The events in Kashmir following the killing of Hizbul Mujahideen commander Burhan Wani on July 8 have been keenly tracked and debated by the Indian media and of particular concern has been the use of so-called non-lethal pellet guns to control protesters.

This term for the weapon seems to have been coined by the Indian defence establishment, dished out by officials and accepted wholeheartedly by the media.
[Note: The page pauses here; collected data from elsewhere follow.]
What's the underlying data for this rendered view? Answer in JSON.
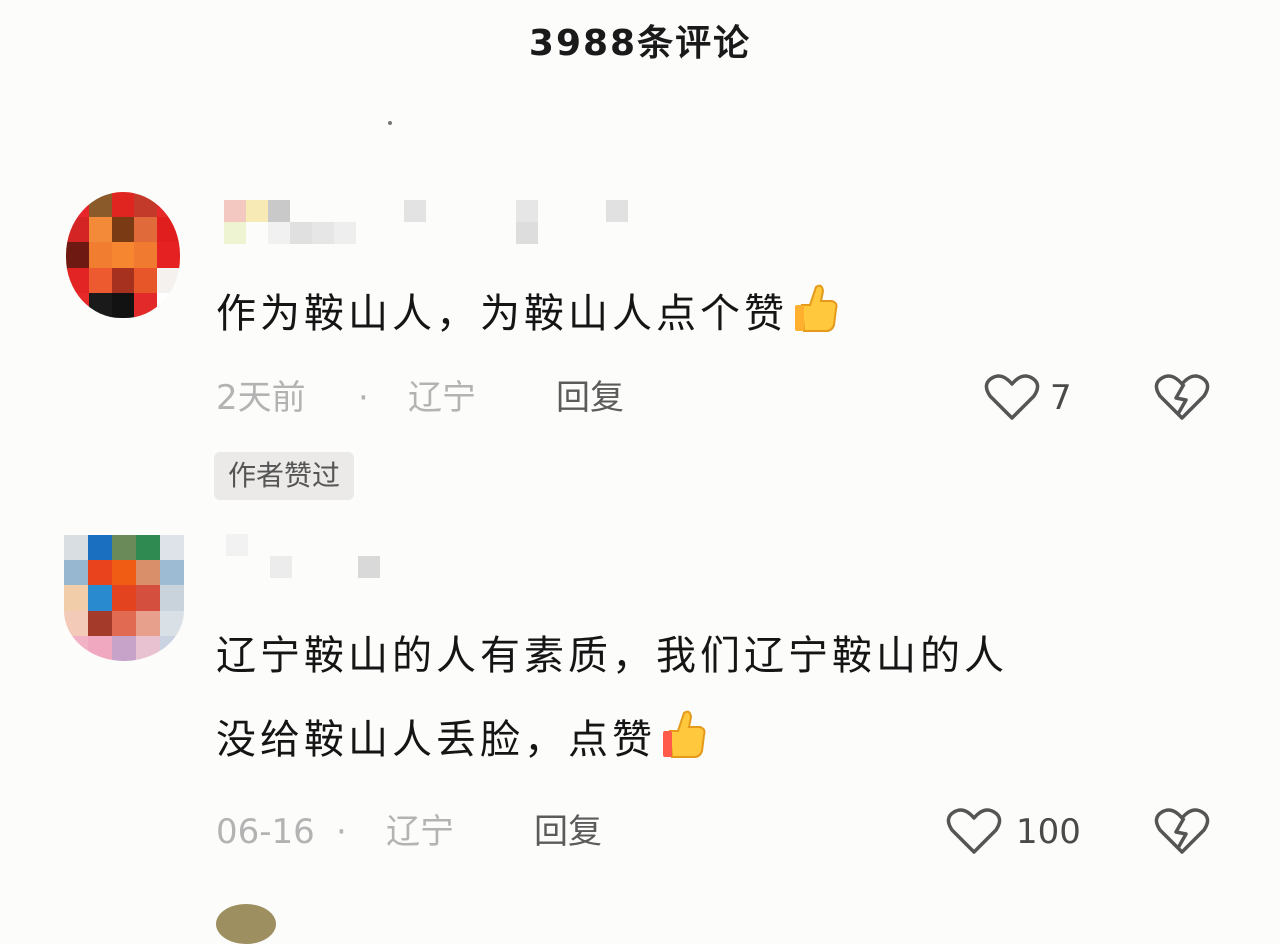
{
  "header": {
    "title": "3988条评论"
  },
  "comments": [
    {
      "text": "作为鞍山人，为鞍山人点个赞",
      "time": "2天前",
      "separator": "·",
      "location": "辽宁",
      "reply_label": "回复",
      "like_count": "7",
      "author_badge": "作者赞过",
      "emoji": "thumbs-up-icon"
    },
    {
      "text_line1": "辽宁鞍山的人有素质，我们辽宁鞍山的人",
      "text_line2": "没给鞍山人丢脸，点赞",
      "time": "06-16",
      "separator": "·",
      "location": "辽宁",
      "reply_label": "回复",
      "like_count": "100",
      "emoji": "thumbs-up-icon"
    }
  ],
  "colors": {
    "heart_outline": "#555555",
    "meta_text": "#b3b3b3",
    "badge_bg": "#eceae8"
  }
}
It has been repeated so many times in the past fortnight that it seems as though there is some unique and harmless weapon of this sort in existence in Kashmir.

On Thursday, for instance, even as Home Minister Rajnath Singh had said that Centre would look into the use in these weapons in Kashmir, Central Reserve Police Force Director General K Durga Prasad claimed that the authorities do not have an alternative to pellet guns.

But in the two weeks since the Valley erupted in protests after Wani's death, clashes between security personnel and protestors have killed at least 43 people so far – the list of the injured runs into thousands. A morbid subset emerging out of those injured are the hundreds being treated for eye injuries that are potentially irreversible. Many of these injuries and some of these deaths have been caused by the use of the so-called non-lethal pellet guns.

War memories

However, a cursory examination of images of these guns presents a different picture. These are actually 12 gauge pump-action shotguns manufactured by the Indian Ordnance Factory at Ishapore. They have been in production since the 1990s and are crudely copied from the American Mossberg 500 series.

The Mossberg 500 series is in use by armed forces in many countries – it was employed by the US Marines in the Gulf war, Iraq war and the war in Afghanistan.

Since their first use in trench warfare in World War 1, American-designed pump action shotguns have been known to be extremely lethal for close-quarter combat.

Shotguns were primarily designed for hunting, and can be used to kill a wide variety of animals and birds. Depending on factors such as size and distance of the quarry, cartridges with different pellet or shot size can be used from the same gun.

Mossberg 590. Credit: Wikimedia Commons
Mossberg 590. Credit: Wikimedia Commons

Lethal at close range

While the external appearance and internal design of the cartridge remains the same, the size and quantity of the lead shot or pellets inside varies. For instance, 9-mm sized pellets (called LG in the UK or Double O Buck in the US) fired from a shotgun have been regularly used in the past to kill tigers, leopards and other soft-skinned animals in India.

Smaller pellets (called birdshot) have been designed to kill small animals and birds, and are denoted using numbers. This numerical nomenclature is inversely proportional to the size of the shot or pellet. Also, the bigger the pellets, the fewer of them are needed to fill the cartridge and vice versa. So, a No. 1 shot is the largest pellet size and the smallest number of these are used in a cartridge, while No. 12 is smaller and more numerous.

The cartridges being used against protesters in Kashmir are said to be No.6 (about 300 pellets of 2.79 mm each) and No.9 (about 600 pellets of 2.30 mm each). These have an effective range of 35 to 45 meters and can shoot down birds like partridges and quails while in flight.

But at close range, they can be much more devastating.

When birdshot is fired, the pellets leave the barrel as a compact group and begin to spread out after travelling a few meters. By the time they’ve covered 30 to 40 metres, the pellets have spread out enough to cover anything within a one-metre diameter.

But within a few meters of leaving the barrel, the pellets are still in a compact group and moving at very high velocity. At this close range, birdshot is extremely lethal, enough to blow a human skull to bits. Within 5 meters, the mortality rate in humans is 85-90%, shows research.

Moreover, its capacity to blind and maim remains effective for more than 50 meters.

So, when armed forces in Kashmir use shotguns with birdshot against protesters, the only way to make the weapon “non-lethal” is to shoot at a range of 50 meters and more – and even then it can still cause irreversible harm. Second, that discretion has to be made by a soldier who is often at the receiving end of the stones being hurled at him by protesters.

Credit: Taufiq Mustafa/AFP
Credit: Taufiq Mustafa/AFP

Lessons not learnt?

In recent years, the use of birdshot against protesters in Egypt, Tunisia and Bahrain has been widely criticised. In Bahrain, at least 11 people were killed by birdshot during a crackdown on protests in 2011, resulting in international outrage. But India doesn’t need to go that far in search of an example. This weapon was first used in Kashmir during the 2010 protests after a steadily rising death toll compelled the government to search for non-lethal weapons to control mobs. However, since that year, at least 10 people have reportedly been killed by the use of the shotgun with birdshot, and 1,500 injured.

For the Indian government to assert that “non-lethal pellet guns" are in use is patently false. This has succeeded in confusing everybody into believing that something akin to rubber bullets, paint balls, or an air gun is being used when what’s been employed to curb protests is, in fact, a conventional weapon designed for armed combat.

Akshay Singh is a cinematographer and has been a junior national-level trap shooter and Government of India-certified "renowned shot".